Ideal placement options include: product pages near the Add to Cart button or in a pop-up modal, in the shopping cart or checkout page or drawers, on the confirmation page post-checkout, and post-purchase campaigns through email and SMS. Pre-purchase placements can help drive conversions from cautious shoppers, in addition to all of the other benefits of the product protection program. These placements also tend to have the highest attachments rates. Meanwhile, post-purchase placements give retailers another opportunity to interact with customers and help serve customers who wanted to add a protection plan but forgot to do so during checkout.
Finally, it’s time to turn to how to best market these offers beyond their placement. Marketing considerations include what language to use in protection plan call-to-actions (CTAs), FAQs, and other content. Here are a few tips for crafting effective - and compliant - language:
- Prioritize clarity: When in doubt, use language that is clear to consumers. For example, “Add accident protection” is much clearer than “Add more coverage”.
- Stay compliant: Work with your product protection partner to figure out which language you can and can’t use to stay compliant with laws around product protection plans.
- Highlight differentiated value: Be sure to surface key benefits included with a product protection purchase, such as great customer service, and explain the difference between these plans and other warranties already included.
- Explain how it works: Customers often want to understand what the experience is if they want to use their extended warranty, so share a bit about what they can expect.
- Talk about coverage: Coverage details are one of the most important factors consumers consider when purchasing a protection plan, so highlight what they get.
- Keep it transparent: Be clear about which company you’re partnering with to deliver these product protection plans, so that if/when a customer needs to use their warranty, they’re not confused about who to work with.
Next Step: Optimization
Remember that, after you launch, there’s a lot of opportunity to optimize each and every aspect of your product protection program!

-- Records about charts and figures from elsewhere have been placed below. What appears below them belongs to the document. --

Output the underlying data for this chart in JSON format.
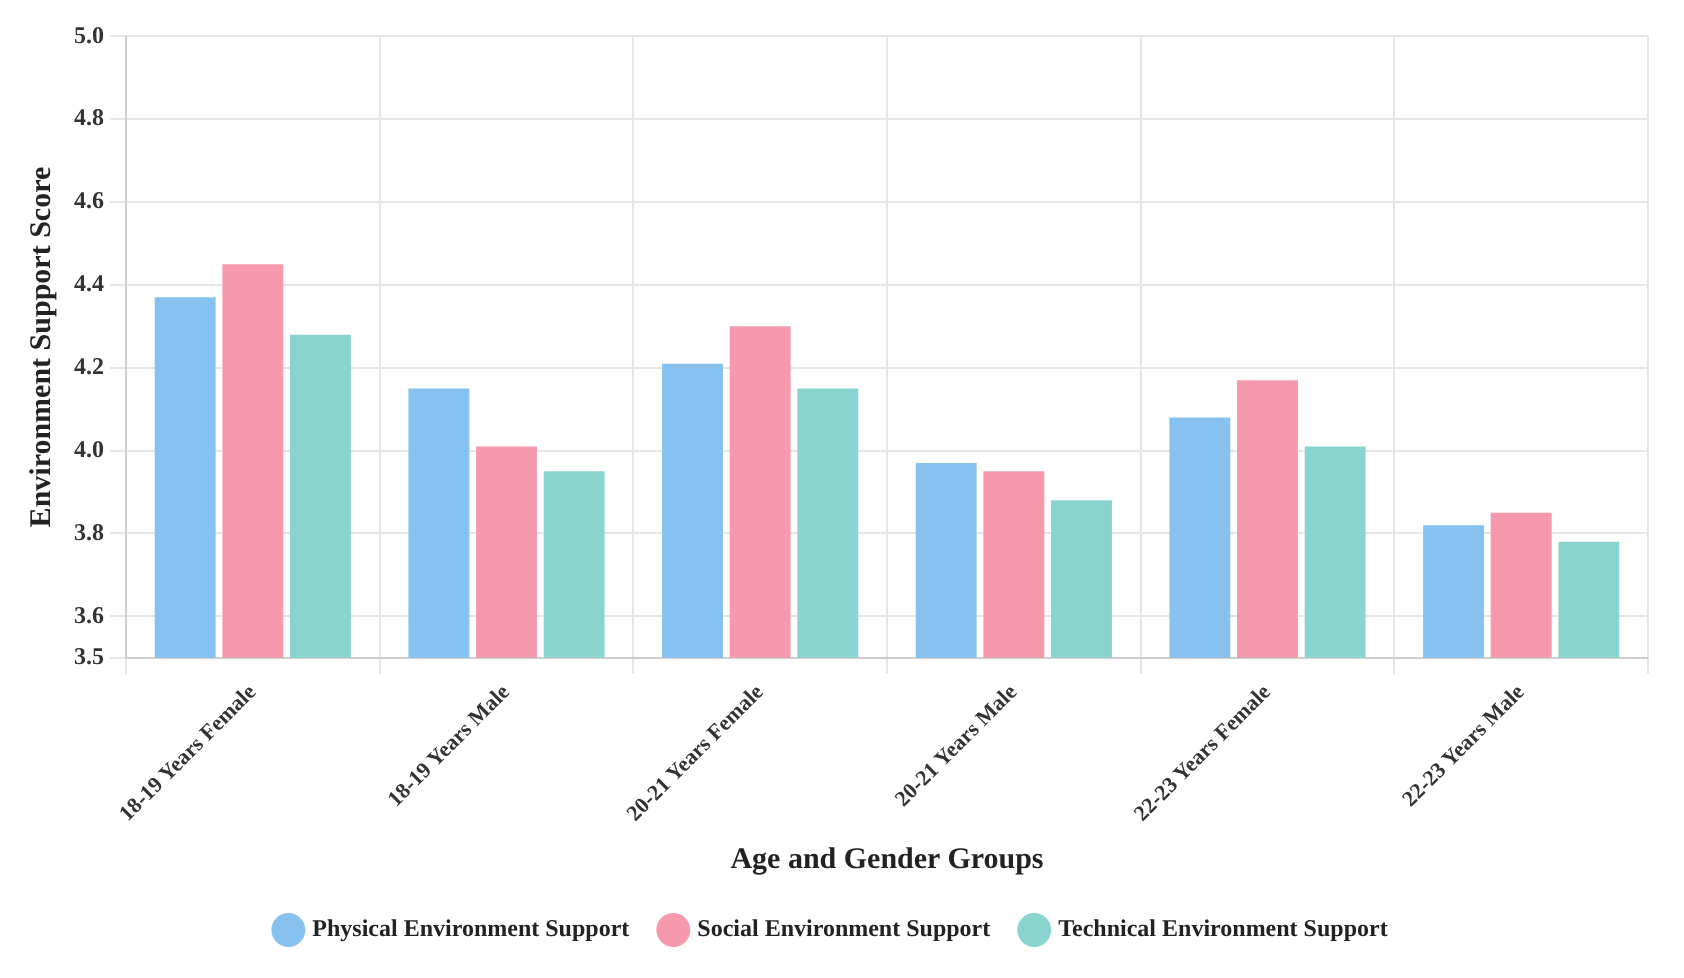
{
  "chart_data": {
    "type": "bar",
    "xlabel": "Age and Gender Groups",
    "ylabel": "Environment Support Score",
    "categories": [
      "18-19 Years Female",
      "18-19 Years Male",
      "20-21 Years Female",
      "20-21 Years Male",
      "22-23 Years Female",
      "22-23 Years Male"
    ],
    "series": [
      {
        "name": "Physical Environment Support",
        "color": "#86c1ef",
        "values": [
          4.37,
          4.15,
          4.21,
          3.97,
          4.08,
          3.82
        ]
      },
      {
        "name": "Social Environment Support",
        "color": "#f799ad",
        "values": [
          4.45,
          4.01,
          4.3,
          3.95,
          4.17,
          3.85
        ]
      },
      {
        "name": "Technical Environment Support",
        "color": "#8ad4cf",
        "values": [
          4.28,
          3.95,
          4.15,
          3.88,
          4.01,
          3.78
        ]
      }
    ],
    "ylim": [
      3.5,
      5.0
    ],
    "yticks": [
      {
        "value": 3.5,
        "label": "3.5"
      },
      {
        "value": 3.6,
        "label": "3.6"
      },
      {
        "value": 3.8,
        "label": "3.8"
      },
      {
        "value": 4.0,
        "label": "4.0"
      },
      {
        "value": 4.2,
        "label": "4.2"
      },
      {
        "value": 4.4,
        "label": "4.4"
      },
      {
        "value": 4.6,
        "label": "4.6"
      },
      {
        "value": 4.8,
        "label": "4.8"
      },
      {
        "value": 5.0,
        "label": "5.0"
      }
    ],
    "grid": true,
    "legend": "bottom"
  }
}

After some initial data collection around the success of your program, think about what you’d like to test in each of the above areas. For example:
- Coverage: If you initially launched with extended coverage that focuses on product defects and malfunctions, try offering a plan that includes accidental coverage.
- Pricing: See how scaling pricing up or down impacts attachment rate, or even try out promotions to offer plans at a dramatically low price in order to improve overall site conversion rate.
- Placements: Try out new placements you didn’t initially launch with to see how many more customers engage. If you started on-site, try out a post-purchase campaign, or if you started with a post-purchase placement only, consider adding the offers on-site.
- Marketing: For each of your placements, try out different wording or styles to see the impact on attachment rates.
An extended warranty program can offer significant revenue growth while serving up valuable protection customers want. With these key factors mapped out and customized to your business goals and customer needs, you’ll be ready to launch your first product protection program.